This blog has been archived.
Visit my home page at zhimingwang.org.

Printing long, 80-character-per-line plain text document in two columns

TL; DR. Jump to code.


Printing is hard. Everyone who has ever tried to set up a printer (especially a multifunction unit) will probably agree with me. There are also a million ways to be sabotaged by your printer, e.g., connection failure (over Wi-Fi), toner running low, manual duplex eating two sheets at once when printing the second side. (Do you believe I encountered all three tonight?) Anyway, let's just assume that you have a perfectly connected, perfectly functional printer, and talk about something even harder.

We nerds read 80-character-per-line (or 72, but it's safer to assume longer) plain text documents all the time, or at least occasionally if we exclude source code. A plain text document is extremely versatile; it looks awesome in a text editor or in a browser window — with monospace typeface of your choice and infinite scrolling or arbitrary pagination. However, the problem is, sometimes we want to put things into print for easier reference, and we do not have infinite scrolling or arbitrary pagination in print. We want to divide things up into pieces that fit nicely onto 8.5'' by 11'' sheets, without ruining the original formatting of the plain text document. Therefore, some program has to decide the page layout and translate the plain text document into something a printer understands, e.g., PostScript. But since plain text is so versatile, there are a million ways to lay it out on paper.

You would assume that this is a solved problem, since the digital publishing industry has been around for 40 years; and you would assume that this should be easy on a Mac because it is a great platform for "creative professionals". And indeed it's not hard if you just want to print one column of 80 characters. You can even do that in TextEdit, where you pick a plain text font and font size so that lines don't wrap, and there you go. If you are using a more capable GUI text editor like TextWrangler (I use Emacs all the time but I don't know about printing from Emacs), you are given more customization options like header and line numbers. However, 80 character lines look awful on a 8.5'' wide page. Characters are HUGE (to me anyway). Note that monospaced fonts usually look better when they are smaller (I'm a 10pt bitmap Monaco fan), and do keep in mind that we are usually farther away from a computer screen than a piece of paper held in hand, so even "10pt" could look pretty big in print. Moreover, you most likely get the outlined version of your font in print rather than the bitmap version, which depending on your font of choice might not be a good thing, and the difference is amplified when characters are big. And above all, you waste a lot of paper this way, and create stapling problems for yourself when the document is long. In short, I don't find it a good solution.

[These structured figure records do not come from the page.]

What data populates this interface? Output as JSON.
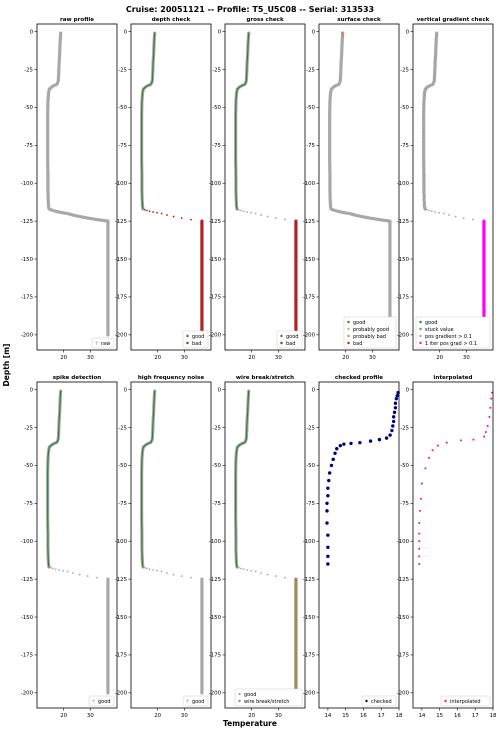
{
  "figure": {
    "title": "Cruise: 20051121 -- Profile: T5_U5C08 --  Serial: 313533",
    "ylabel": "Depth [m]",
    "xlabel": "Temperature"
  },
  "colors": {
    "raw_gray": "#a8a8a8",
    "good_green": "#2e7d32",
    "bad_red": "#b22222",
    "prob_good": "#9acd32",
    "prob_bad": "#e07b39",
    "stuck_olive": "#8b8b5a",
    "magenta": "#ff00ff",
    "wire_tan": "#a0895a",
    "navy": "#000080",
    "pink": "#ff1493"
  },
  "chart_data": [
    {
      "id": "p0",
      "type": "scatter",
      "title": "raw profile",
      "xlim": [
        10,
        40
      ],
      "ylim": [
        -210,
        5
      ],
      "xticks": [
        20,
        30
      ],
      "yticks": [
        0,
        -25,
        -50,
        -75,
        -100,
        -125,
        -150,
        -175,
        -200
      ],
      "x_unit": "",
      "legend": [
        {
          "label": "raw",
          "marker": "plus",
          "color": "raw_gray"
        }
      ],
      "legend_position": "lower-right",
      "layers": [
        {
          "source": "full",
          "style": "band",
          "color": "raw_gray",
          "name": "raw"
        }
      ]
    },
    {
      "id": "p1",
      "type": "scatter",
      "title": "depth check",
      "xlim": [
        10,
        40
      ],
      "ylim": [
        -210,
        5
      ],
      "xticks": [
        20,
        30
      ],
      "yticks": [
        0,
        -25,
        -50,
        -75,
        -100,
        -125,
        -150,
        -175,
        -200
      ],
      "legend": [
        {
          "label": "good",
          "marker": "dot",
          "color": "good_green"
        },
        {
          "label": "bad",
          "marker": "dot",
          "color": "bad_red"
        }
      ],
      "legend_position": "lower-right",
      "layers": [
        {
          "source": "upper",
          "style": "band",
          "color": "raw_gray",
          "name": "raw"
        },
        {
          "source": "upper",
          "style": "thin",
          "color": "good_green",
          "name": "good"
        },
        {
          "source": "tail",
          "style": "dots",
          "color": "bad_red",
          "name": "bad"
        },
        {
          "source": "bottom",
          "style": "band",
          "color": "bad_red",
          "name": "bad"
        }
      ]
    },
    {
      "id": "p2",
      "type": "scatter",
      "title": "gross check",
      "xlim": [
        10,
        40
      ],
      "ylim": [
        -210,
        5
      ],
      "xticks": [
        20,
        30
      ],
      "yticks": [
        0,
        -25,
        -50,
        -75,
        -100,
        -125,
        -150,
        -175,
        -200
      ],
      "legend": [
        {
          "label": "good",
          "marker": "dot",
          "color": "good_green"
        },
        {
          "label": "bad",
          "marker": "dot",
          "color": "bad_red"
        }
      ],
      "legend_position": "lower-right",
      "layers": [
        {
          "source": "upper",
          "style": "band",
          "color": "raw_gray",
          "name": "raw"
        },
        {
          "source": "upper",
          "style": "thin",
          "color": "good_green",
          "name": "good"
        },
        {
          "source": "tail",
          "style": "dots",
          "color": "raw_gray",
          "name": "raw"
        },
        {
          "source": "bottom",
          "style": "band",
          "color": "bad_red",
          "name": "bad"
        }
      ]
    },
    {
      "id": "p3",
      "type": "scatter",
      "title": "surface check",
      "xlim": [
        10,
        40
      ],
      "ylim": [
        -210,
        5
      ],
      "xticks": [
        20,
        30
      ],
      "yticks": [
        0,
        -25,
        -50,
        -75,
        -100,
        -125,
        -150,
        -175,
        -200
      ],
      "legend": [
        {
          "label": "good",
          "marker": "dot",
          "color": "good_green"
        },
        {
          "label": "probably good",
          "marker": "dot",
          "color": "prob_good"
        },
        {
          "label": "probably bad",
          "marker": "dot",
          "color": "prob_bad"
        },
        {
          "label": "bad",
          "marker": "dot",
          "color": "bad_red"
        }
      ],
      "legend_position": "lower-right",
      "layers": [
        {
          "source": "full",
          "style": "band",
          "color": "raw_gray",
          "name": "raw"
        },
        {
          "source": "surface",
          "style": "dots",
          "color": "prob_bad",
          "name": "probably bad"
        }
      ]
    },
    {
      "id": "p4",
      "type": "scatter",
      "title": "vertical gradient check",
      "xlim": [
        10,
        40
      ],
      "ylim": [
        -210,
        5
      ],
      "xticks": [
        20,
        30
      ],
      "yticks": [
        0,
        -25,
        -50,
        -75,
        -100,
        -125,
        -150,
        -175,
        -200
      ],
      "legend": [
        {
          "label": "good",
          "marker": "dot",
          "color": "good_green"
        },
        {
          "label": "stuck value",
          "marker": "dot",
          "color": "stuck_olive"
        },
        {
          "label": "pos gradient > 0.1",
          "marker": "dot",
          "color": "raw_gray"
        },
        {
          "label": "1 iter pos grad > 0.1",
          "marker": "dot",
          "color": "magenta"
        }
      ],
      "legend_position": "lower-right",
      "layers": [
        {
          "source": "upper",
          "style": "band",
          "color": "raw_gray",
          "name": "raw"
        },
        {
          "source": "upper",
          "style": "speckle",
          "color": "stuck_olive",
          "name": "stuck value"
        },
        {
          "source": "tail",
          "style": "dots",
          "color": "raw_gray",
          "name": "raw"
        },
        {
          "source": "bottom",
          "style": "band",
          "color": "magenta",
          "name": "1 iter pos grad > 0.1"
        }
      ]
    },
    {
      "id": "p5",
      "type": "scatter",
      "title": "spike detection",
      "xlim": [
        10,
        40
      ],
      "ylim": [
        -210,
        5
      ],
      "xticks": [
        20,
        30
      ],
      "yticks": [
        0,
        -25,
        -50,
        -75,
        -100,
        -125,
        -150,
        -175,
        -200
      ],
      "legend": [
        {
          "label": "good",
          "marker": "plus",
          "color": "raw_gray"
        }
      ],
      "legend_position": "lower-right",
      "layers": [
        {
          "source": "upper",
          "style": "band",
          "color": "raw_gray",
          "name": "raw"
        },
        {
          "source": "upper",
          "style": "thin",
          "color": "good_green",
          "name": "good"
        },
        {
          "source": "tail",
          "style": "dots",
          "color": "raw_gray",
          "name": "raw"
        },
        {
          "source": "bottom",
          "style": "band",
          "color": "raw_gray",
          "name": "raw"
        }
      ]
    },
    {
      "id": "p6",
      "type": "scatter",
      "title": "high frequency noise",
      "xlim": [
        10,
        40
      ],
      "ylim": [
        -210,
        5
      ],
      "xticks": [
        20,
        30
      ],
      "yticks": [
        0,
        -25,
        -50,
        -75,
        -100,
        -125,
        -150,
        -175,
        -200
      ],
      "legend": [
        {
          "label": "good",
          "marker": "plus",
          "color": "raw_gray"
        }
      ],
      "legend_position": "lower-right",
      "layers": [
        {
          "source": "upper",
          "style": "band",
          "color": "raw_gray",
          "name": "raw"
        },
        {
          "source": "upper",
          "style": "thin",
          "color": "good_green",
          "name": "good"
        },
        {
          "source": "tail",
          "style": "dots",
          "color": "raw_gray",
          "name": "raw"
        },
        {
          "source": "bottom",
          "style": "band",
          "color": "raw_gray",
          "name": "raw"
        }
      ]
    },
    {
      "id": "p7",
      "type": "scatter",
      "title": "wire break/stretch",
      "xlim": [
        10,
        40
      ],
      "ylim": [
        -210,
        5
      ],
      "xticks": [
        20,
        30
      ],
      "yticks": [
        0,
        -25,
        -50,
        -75,
        -100,
        -125,
        -150,
        -175,
        -200
      ],
      "legend": [
        {
          "label": "good",
          "marker": "dot",
          "color": "raw_gray"
        },
        {
          "label": "wire break/stretch",
          "marker": "dot",
          "color": "wire_tan"
        }
      ],
      "legend_position": "lower-right",
      "layers": [
        {
          "source": "upper",
          "style": "band",
          "color": "raw_gray",
          "name": "raw"
        },
        {
          "source": "upper",
          "style": "thin",
          "color": "good_green",
          "name": "good"
        },
        {
          "source": "tail",
          "style": "dots",
          "color": "raw_gray",
          "name": "raw"
        },
        {
          "source": "bottom",
          "style": "band",
          "color": "wire_tan",
          "name": "wire break/stretch"
        }
      ]
    },
    {
      "id": "p8",
      "type": "scatter",
      "title": "checked profile",
      "xlim": [
        13.5,
        18
      ],
      "ylim": [
        -210,
        5
      ],
      "xticks": [
        14,
        15,
        16,
        17,
        18
      ],
      "yticks": [
        0,
        -25,
        -50,
        -75,
        -100,
        -125,
        -150,
        -175,
        -200
      ],
      "legend": [
        {
          "label": "checked",
          "marker": "dot",
          "color": "navy"
        }
      ],
      "legend_position": "lower-right",
      "layers": [
        {
          "source": "checked",
          "style": "bigdots",
          "color": "navy",
          "name": "checked"
        }
      ]
    },
    {
      "id": "p9",
      "type": "scatter",
      "title": "interpolated",
      "xlim": [
        13.5,
        18
      ],
      "ylim": [
        -210,
        5
      ],
      "xticks": [
        14,
        15,
        16,
        17,
        18
      ],
      "yticks": [
        0,
        -25,
        -50,
        -75,
        -100,
        -125,
        -150,
        -175,
        -200
      ],
      "legend": [
        {
          "label": "interpolated",
          "marker": "dot",
          "color": "pink"
        }
      ],
      "legend_position": "lower-right",
      "layers": [
        {
          "source": "interp",
          "style": "smalldots",
          "color": "pink",
          "name": "interpolated"
        }
      ]
    }
  ],
  "profiles": {
    "upper": {
      "x": [
        18.9,
        18.8,
        18.7,
        18.6,
        18.5,
        18.3,
        18.2,
        18.1,
        18.0,
        17.9,
        17.7,
        17.3,
        16.5,
        15.5,
        14.6,
        14.3,
        14.1,
        14.0,
        14.0,
        14.0,
        14.0,
        14.1,
        14.1,
        14.2,
        14.3,
        14.5
      ],
      "y": [
        -1,
        -3,
        -6,
        -10,
        -15,
        -20,
        -25,
        -29,
        -32,
        -33,
        -34,
        -35,
        -35.5,
        -36.5,
        -38,
        -41,
        -46,
        -55,
        -65,
        -75,
        -85,
        -95,
        -105,
        -111,
        -115,
        -117
      ]
    },
    "tail": {
      "x": [
        15.2,
        16.0,
        17.0,
        18.3,
        19.8,
        21.5,
        23.5,
        26.0,
        29.0,
        32.5
      ],
      "y": [
        -117.5,
        -118,
        -118.5,
        -119,
        -119.5,
        -120,
        -121,
        -122,
        -123,
        -124
      ]
    },
    "bottom": {
      "x": [
        36.6,
        36.6
      ],
      "y": [
        -125,
        -200
      ]
    },
    "full": {
      "x": [
        18.9,
        18.8,
        18.7,
        18.6,
        18.5,
        18.3,
        18.2,
        18.1,
        18.0,
        17.9,
        17.7,
        17.3,
        16.5,
        15.5,
        14.6,
        14.3,
        14.1,
        14.0,
        14.0,
        14.0,
        14.0,
        14.1,
        14.1,
        14.2,
        14.3,
        14.5,
        15.2,
        16.0,
        17.0,
        18.3,
        19.8,
        21.5,
        23.5,
        26.0,
        29.0,
        32.5,
        36.6,
        36.6
      ],
      "y": [
        -1,
        -3,
        -6,
        -10,
        -15,
        -20,
        -25,
        -29,
        -32,
        -33,
        -34,
        -35,
        -35.5,
        -36.5,
        -38,
        -41,
        -46,
        -55,
        -65,
        -75,
        -85,
        -95,
        -105,
        -111,
        -115,
        -117,
        -117.5,
        -118,
        -118.5,
        -119,
        -119.5,
        -120,
        -121,
        -122,
        -123,
        -124,
        -125,
        -200
      ]
    },
    "surface": {
      "x": [
        18.6,
        18.8,
        18.9
      ],
      "y": [
        -0.5,
        -1.5,
        -2.5
      ]
    },
    "checked": {
      "x": [
        17.95,
        17.9,
        17.85,
        17.8,
        17.8,
        17.75,
        17.7,
        17.7,
        17.65,
        17.6,
        17.5,
        17.3,
        16.9,
        16.4,
        15.8,
        15.3,
        14.9,
        14.7,
        14.5,
        14.4,
        14.3,
        14.2,
        14.1,
        14.05,
        14.0,
        14.0,
        13.95,
        13.95,
        13.95,
        14.0,
        14.0,
        14.0,
        14.0
      ],
      "y": [
        -2,
        -4,
        -6,
        -9,
        -12,
        -15,
        -18,
        -21,
        -24,
        -27,
        -30,
        -32,
        -33,
        -34,
        -35,
        -35.5,
        -36,
        -37,
        -39,
        -42,
        -46,
        -50,
        -55,
        -60,
        -65,
        -70,
        -75,
        -80,
        -88,
        -96,
        -104,
        -110,
        -115
      ]
    },
    "interp": {
      "x": [
        17.95,
        17.9,
        17.85,
        17.8,
        17.7,
        17.6,
        17.5,
        16.9,
        16.2,
        15.4,
        14.9,
        14.6,
        14.4,
        14.2,
        14.0,
        13.95,
        13.9,
        13.85,
        13.85,
        13.85,
        13.85,
        13.85,
        13.85
      ],
      "y": [
        -2,
        -6,
        -12,
        -18,
        -24,
        -28,
        -31,
        -33,
        -33.5,
        -35,
        -37,
        -40,
        -45,
        -52,
        -62,
        -72,
        -80,
        -88,
        -95,
        -100,
        -105,
        -110,
        -115
      ]
    }
  }
}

It would be much nicer if we could print in two columns. The characters will be pretty small so it's probably not very good for older people (or they could try two columns in landscape), but I'm still pretty young and have fairly good eyesight, so I like this idea. But turns out this is nontrivial with existing GUI programs, at least the ones that I know of. You could emulate the two-column layout by having four pages on one sheet, but it's really awkward because you get a page divider in each single column (waste of space), and page numbering would be all messed up. Other than that there's little you could do. I guess there's just not enough market for this particular need. Luckily we have a large selection of modular command line utilities that we can stitch together for great results. I'll cut the bullshit here and just show you the code (for US letter):

curl https://www.gnu.org/software/bash/manual/bash.txt \
    | pr --columns=2 --width=168 --length=120 --form-feed --date-format=%Y-%m-%d --header="Bash Reference Manual" - \
    | enscript --media=Letter --header= --font=Courier5.5 --margins=18:18:0:18 --output - \
    | ps2pdf - bash-print.pdf

Here, as an example, I'm printing the ASCII text version of the Bash Reference Manual. pr ships with coreutils (OS X also ships with the BSD version of pr, but geez, I'm a coreutils fan), so if you just brew install coreutils then you should use gpr instead. enscript here is GNU Enscript, which could be installed with brew install enscript (credit to Ask Ubuntu for pointing me to this utility). ps2pdf ships with GhostScript, so you could do brew install gs, but you should already have it if you've got the MacTeX or TeXLive distribution installed. The options I'm using should be pretty self-explanatory and tweakable, but in case you don't understand something, just RTFM (that way you could also find more options). Anyway, a page of bash-print.pdf from the above looks like this (this one happen to be a 72-char-per-line document, whereas my numbers are tailored for 80; the image is at 300 ppi):

Sample page from bash-print.pdf generated above. I drew a black, one-pixel border so you could tell the page from the background.

Sample page from bash-print.pdf generated above. I drew a black, one-pixel border so you could tell the page from the background.

P.S. Preview.app on El Capitan just caught me by surprise. If memory serves, exporting PDF to PNG in Preview.app used to produce only one image for the current page, but now apparently you get a single, gigantic APNG with each page in a frame. It's not very useful at 10 fps, though. Also, exporting to JPEG doesn't give you an MJPEG.